Pwa Saw of Thitmahti explained

Type:queen
Pwa Saw of Thitmahti
သစ်မထီး ဖွားစော
Reign:1289 – 1325
Succession:Chief queen consort of Pagan
Predecessor:Pwa Saw as Queen of Burma
Successor:unknown
Spouse:Kyawswa
Saw Hnit
Issue:Theingapati
Kumara Kassapa
House:Pagan
Birth Date: 1250s
Birth Place:Pagan (Bagan)
Death Date:in or after 1334[1]
Death Place:Pagan
Pinya Kingdom
Religion:Theravada Buddhism

Pwa Saw of Thitmahti (Burmese: သစ်မထီး ဖွားစော, in Burmese pronounced as /θɪʔmətʰí pʰwá sɔ́/ or in Burmese pronounced as /θəmətʰí pʰwá sɔ́/) was the chief queen consort of King Kyawswa, and of King Saw Hnit of the Pagan Dynasty of Burma (Myanmar). The royal chronicles identify Saw Soe as the chief queen of Kyawswa[2] but historians identify her as the chief queen. She was the mother of Crown Prince Theingapati and Kumara Kassapa.[3]

Thitmahti was one of the three historical Pagan period queens known by the epithet of Pwa Saw (lit. "Queen Grandmother", or queen dowager).[4] According to an analysis of the contemporary stone inscriptions by Ba Shin, she was a younger sister of Queen Saw Hla Wun, and she may have succeeded her sister as the chief queen only in 1295/96.[5] (A 1302 stone inscription found near the Thitmahti pagoda states that "on Friday, the 12th waxing of Waso 664 ME [''Thursday'', 7 June 1302], Queen Pwa Saw's sister dedicated a brick monastery on the land granted to her by the king, after she was raised to the throne after the death of her sister..."). The inscription also states that her aunt was a queen consort of King Kyaswa.[6]

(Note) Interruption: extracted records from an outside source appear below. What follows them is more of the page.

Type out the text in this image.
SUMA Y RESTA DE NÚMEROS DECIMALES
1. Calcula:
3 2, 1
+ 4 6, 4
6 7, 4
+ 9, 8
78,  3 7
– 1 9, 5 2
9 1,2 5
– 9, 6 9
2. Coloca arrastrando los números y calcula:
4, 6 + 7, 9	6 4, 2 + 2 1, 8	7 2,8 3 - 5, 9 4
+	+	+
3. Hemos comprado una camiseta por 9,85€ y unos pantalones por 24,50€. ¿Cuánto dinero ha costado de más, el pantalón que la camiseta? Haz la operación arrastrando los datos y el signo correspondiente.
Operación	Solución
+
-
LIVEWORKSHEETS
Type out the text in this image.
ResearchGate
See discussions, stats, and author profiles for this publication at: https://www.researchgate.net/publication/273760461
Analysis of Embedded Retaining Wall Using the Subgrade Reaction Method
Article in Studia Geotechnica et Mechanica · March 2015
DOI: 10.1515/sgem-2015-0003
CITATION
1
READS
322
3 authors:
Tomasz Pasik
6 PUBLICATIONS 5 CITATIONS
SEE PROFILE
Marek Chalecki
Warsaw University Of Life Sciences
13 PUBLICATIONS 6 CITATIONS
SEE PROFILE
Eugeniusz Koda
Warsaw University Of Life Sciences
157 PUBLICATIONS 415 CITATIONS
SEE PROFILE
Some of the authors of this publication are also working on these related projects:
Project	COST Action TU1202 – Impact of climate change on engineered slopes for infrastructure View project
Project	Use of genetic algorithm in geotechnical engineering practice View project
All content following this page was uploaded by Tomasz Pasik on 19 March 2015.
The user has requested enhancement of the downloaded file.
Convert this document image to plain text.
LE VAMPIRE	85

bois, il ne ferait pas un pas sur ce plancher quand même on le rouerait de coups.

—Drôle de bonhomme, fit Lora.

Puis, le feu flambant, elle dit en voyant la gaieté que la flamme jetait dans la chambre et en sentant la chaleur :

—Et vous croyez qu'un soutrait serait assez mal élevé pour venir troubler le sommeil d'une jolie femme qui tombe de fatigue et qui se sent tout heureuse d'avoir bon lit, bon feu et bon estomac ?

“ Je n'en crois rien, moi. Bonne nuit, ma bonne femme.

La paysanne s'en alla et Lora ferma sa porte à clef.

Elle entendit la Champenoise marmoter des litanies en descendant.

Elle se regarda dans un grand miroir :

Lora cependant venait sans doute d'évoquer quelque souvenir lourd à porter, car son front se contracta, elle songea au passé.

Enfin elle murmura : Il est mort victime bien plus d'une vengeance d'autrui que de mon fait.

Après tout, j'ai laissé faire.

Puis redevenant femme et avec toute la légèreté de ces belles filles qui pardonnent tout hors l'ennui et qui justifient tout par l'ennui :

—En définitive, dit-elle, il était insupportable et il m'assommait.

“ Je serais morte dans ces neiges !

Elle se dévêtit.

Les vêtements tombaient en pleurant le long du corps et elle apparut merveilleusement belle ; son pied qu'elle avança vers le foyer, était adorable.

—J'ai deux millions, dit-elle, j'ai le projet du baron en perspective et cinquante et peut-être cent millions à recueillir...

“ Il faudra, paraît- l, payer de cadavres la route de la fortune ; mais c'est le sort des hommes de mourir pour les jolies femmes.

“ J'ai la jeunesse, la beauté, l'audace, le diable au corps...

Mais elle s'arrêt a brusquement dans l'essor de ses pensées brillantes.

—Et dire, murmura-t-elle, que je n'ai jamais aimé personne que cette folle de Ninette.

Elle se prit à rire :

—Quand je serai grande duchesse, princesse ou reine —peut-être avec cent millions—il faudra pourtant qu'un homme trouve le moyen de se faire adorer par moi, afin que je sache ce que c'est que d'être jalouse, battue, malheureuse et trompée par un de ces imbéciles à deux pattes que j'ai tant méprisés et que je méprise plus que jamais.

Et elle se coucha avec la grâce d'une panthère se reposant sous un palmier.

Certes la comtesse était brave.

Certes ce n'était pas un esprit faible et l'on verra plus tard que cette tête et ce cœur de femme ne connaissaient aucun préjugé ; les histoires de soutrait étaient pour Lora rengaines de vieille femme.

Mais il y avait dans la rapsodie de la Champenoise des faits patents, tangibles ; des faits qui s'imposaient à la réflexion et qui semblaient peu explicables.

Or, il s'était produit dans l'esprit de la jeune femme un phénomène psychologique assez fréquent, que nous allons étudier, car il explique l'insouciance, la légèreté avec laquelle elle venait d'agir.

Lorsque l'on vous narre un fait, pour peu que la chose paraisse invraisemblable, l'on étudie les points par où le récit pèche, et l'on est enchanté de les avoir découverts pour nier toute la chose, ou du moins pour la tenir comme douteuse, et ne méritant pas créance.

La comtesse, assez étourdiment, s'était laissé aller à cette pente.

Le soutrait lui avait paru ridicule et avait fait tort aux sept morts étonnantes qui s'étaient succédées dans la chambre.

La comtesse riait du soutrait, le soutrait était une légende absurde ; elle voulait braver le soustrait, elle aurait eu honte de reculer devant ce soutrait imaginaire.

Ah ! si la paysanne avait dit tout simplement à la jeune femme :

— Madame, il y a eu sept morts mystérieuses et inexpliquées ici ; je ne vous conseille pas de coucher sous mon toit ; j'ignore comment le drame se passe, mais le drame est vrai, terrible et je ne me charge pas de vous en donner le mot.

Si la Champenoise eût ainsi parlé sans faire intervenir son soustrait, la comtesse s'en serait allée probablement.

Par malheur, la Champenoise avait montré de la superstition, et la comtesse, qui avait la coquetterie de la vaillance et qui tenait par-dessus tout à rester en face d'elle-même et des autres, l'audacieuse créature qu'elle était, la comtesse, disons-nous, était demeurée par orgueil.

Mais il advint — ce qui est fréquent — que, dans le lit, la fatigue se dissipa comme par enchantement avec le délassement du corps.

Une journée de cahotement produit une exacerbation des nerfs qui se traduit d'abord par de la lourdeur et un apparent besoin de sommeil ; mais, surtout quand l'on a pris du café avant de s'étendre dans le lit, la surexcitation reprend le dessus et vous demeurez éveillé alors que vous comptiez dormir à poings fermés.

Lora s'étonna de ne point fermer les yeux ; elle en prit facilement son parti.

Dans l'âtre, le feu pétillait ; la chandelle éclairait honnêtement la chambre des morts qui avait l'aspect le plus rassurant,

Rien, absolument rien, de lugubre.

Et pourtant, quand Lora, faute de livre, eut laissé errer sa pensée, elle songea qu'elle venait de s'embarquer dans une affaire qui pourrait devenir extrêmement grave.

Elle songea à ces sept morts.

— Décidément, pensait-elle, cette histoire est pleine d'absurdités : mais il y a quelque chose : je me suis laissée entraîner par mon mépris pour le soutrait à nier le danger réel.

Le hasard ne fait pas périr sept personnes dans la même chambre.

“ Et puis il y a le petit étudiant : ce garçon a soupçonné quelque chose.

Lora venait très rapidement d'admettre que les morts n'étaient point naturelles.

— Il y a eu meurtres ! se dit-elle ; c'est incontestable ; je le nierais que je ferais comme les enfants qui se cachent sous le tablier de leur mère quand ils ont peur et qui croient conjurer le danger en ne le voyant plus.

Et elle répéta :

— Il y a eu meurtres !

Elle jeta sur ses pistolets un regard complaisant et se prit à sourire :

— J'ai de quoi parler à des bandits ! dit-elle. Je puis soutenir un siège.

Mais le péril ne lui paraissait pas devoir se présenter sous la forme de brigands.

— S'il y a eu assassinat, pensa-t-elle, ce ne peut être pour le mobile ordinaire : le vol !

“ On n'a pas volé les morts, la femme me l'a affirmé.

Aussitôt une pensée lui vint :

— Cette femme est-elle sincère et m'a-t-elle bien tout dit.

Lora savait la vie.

But not everyone accepts that Hla Wun was a queen of Kyawswa, two decades her junior, or that Thitmahti was a sister of Hla Wun.[7]

Bibliography

Notes and References

  1. (Ba Shin 1982: 42): G.H. Luce takes the inscription at the Thissawaddy Pagoda dated to 1334 as evidence as she was alive then. Ba Shin (Ba Shin 1982: 45) points out that the inscription, which was donated by one her servants, does not explicitly say that the dowager queen was still alive. He nonetheless agrees with Luce that she was probably still alive.
  2. Hmannan Vol. 1 2003: 360
  3. Ba Shin 1982: 47
  4. Ba Shin 1982: 22–25
  5. Ba Shin 1982: 41–43
  6. Taw, Forchhhammer 1899: 136
  7. (Maha Yazawin Vol. 1 2006: 234, footnote 1): The editors of the 2006 edition of Maha Yazawin from the Universities Historical Research Department agree that there were three Pwa Saws in the late Pagan period. But they do not say that Hla Wun was Kyawswa's queen, or that Saw Hla Wun and Saw Thamathi were sisters. Since Ba Shin's date of her death depends on the two queens being sisters, the editors seem to be staying with the chronicle narrative that Hla Wun lived beyond 1296.